İKİNCİ Dünya Savaşı sonrası Dünya Bankası kurulduktan sonra bölgesel kalkınma ve yatırım bankalarının kurulması gündeme gelmiştir.
Dünya Bankası modeli kullanılarak her kıtada bir kalkınma bankası kurulmuştur.

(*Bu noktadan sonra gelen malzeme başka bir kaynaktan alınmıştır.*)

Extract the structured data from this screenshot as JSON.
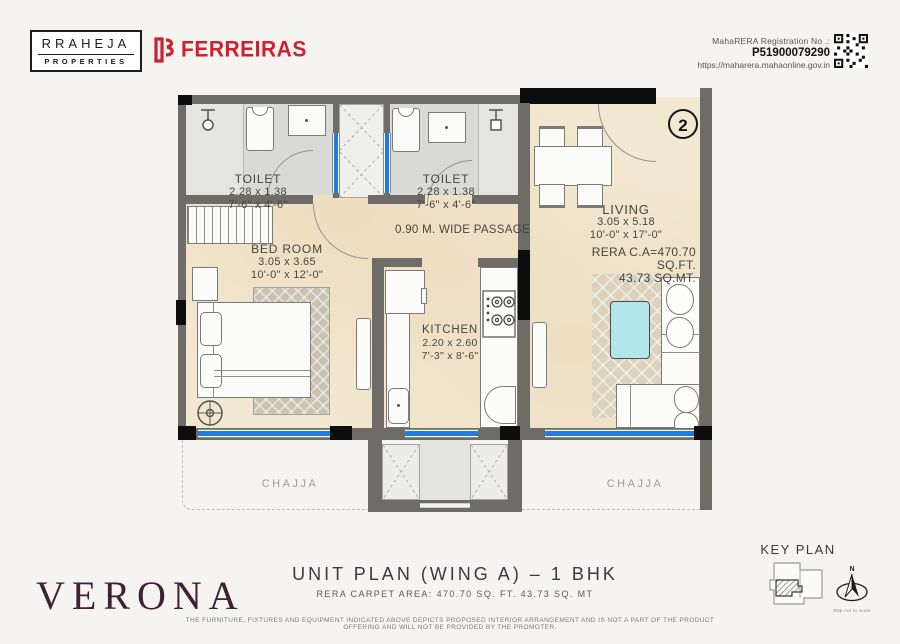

Bölgesel yatırım ve kalkınma bankaları bölgedeki düşük gelirli ülkelere kredi veriyorlar. Ama, ortakları tüm dünyanın bu bankalara sermaye koymaya niyetli ülkeleri olabiliyor. Sermayedarları arasında dünyanın ne gelişmiş ülkeleri de olduğundan bölgesel kalkınma bankaları en yüksek kredi değerliliğine sahip olabiliyorlar. Dolayısıyla, ucuz borçlanabiliyorlar. Kárlı olabiliyorlar.
BEKLENEN OLMADI
Asya Kalkınma Bankası da bölgesel bir kalkınma ve yatırım bankasıdır. Misyonu Asya kıtasındaki gelişmekte olan ülkelere mali ve teknik destek vermektir. Ortakları arasında dünyanın gelişmiş ülkeleri yanında Türkiye gibi ülkeler de vardır. Sermayedarlar, hem Banka’nın sermayesine ortaklardır hem de güçlerine göre, Banka tarafından işletilen yatırım fonuna katkı yaparlar. Gelişmiş ülkeler ve bölge dışındaki ortaklar bu bankadan kredi kullanamazlar.
Türkiye Asya Kalkınma Bankası’na 1990’lı yılların başında ortak oldu. Ortaklıktan amaç Tük müteşebbislerinin Asya Kalkınma Bankası tarafından desteklenen projelere girebilmesiydi. Çünkü, Banka tarafından desteklenen projelere ancak Banka’nın sermayesine ortak olan ülkelerin şirketleri girebilmektedir.
1980’lerin ikinci yarısında zamanın başbakanı rahmetli Turgut Özal Türkiye’nin bu çeşit oluşumların içinde olmasına özel bir önem verirdi. Türkiye’nin uluslararası piyasalara açılması açısından Asya Kalkınma Bankası’na ortak olmanın önemli olduğunu düşünürdü. Bu bankaya ortak olabilmek için uzun uğraşlar verildi.
Gelişmiş ülke olmadığımız için dönemin Banka Başkanı Türkiye’nin ortak olmasına muhalefet etti. Aynı Japon bankacı daha sonra bir kredi derecelendirme kuruluşu olan JCR’ın başkanı oldu. Orada da, Türkiye’nin kredi notu A- beklenirken BBB+ verdi. Birçok olayda kişilerin önemi hafife alınmamalı.
Kişisel dostluklarla Asya Kalkınma Bankası’nın merkezinin bulunduğu Filipinler’de, Filipinler Maliye Bakanı Türkiye’nin ortak olmasına en büyük desteği verenlerdendi. Banka Başkanı’ndan Türk yetkililer için randevuyu şahsen aldı. Banka ile Türkiye’nin ilişkilerini o başlattı. Daha sonra, büyük ülkeler de Türkiye’nin ortaklığına destek verdiler. Bankaya ortak olduk.
Bugün baktığımızda, Asya Kalkınma Bankası’na ortak olmuş olmakla beklenen yararları sağladığımız iddia edilemez. Çeşitli nedenlerle, sayılı Türk şirketleri Asya Kalkınma Bankası destekli projelerde boy gösterebildiler. Halbuki, fırsatlar ortak olduğumuzda da, şimdi de çok büyüktür.
YILLIK TOPLANTILAR
Asya Kalkınma Bankası yıllık toplantısı bu yıl İstanbul’da yapılacak. Geçmişte Türkiye’nin ortaklığına karşı çıkan Banka’nın aradan on beş yıl geçtikten sonra yıllık toplantısını Türkiye’de yapmaya karar vermiş olması anlamlıdır. Binlerde bankacı ve yüzlerce ülke temsilcileri yıllık toplantılar nedeniyle İstanbul’da olacaklardır. Türkiye’nin ve Türk özel sektörünün yeniden Asya Kalkınma Bankası ile ilgilenmesi açısından önemli bir fırsat söz konusudur.
Asya Kalkınma Bankası’nın yıllık toplantılarını iyi değerlendirdiğimiz taktirde, Asya kıtasında önemli fırsatları da değerlendirebileceğiz.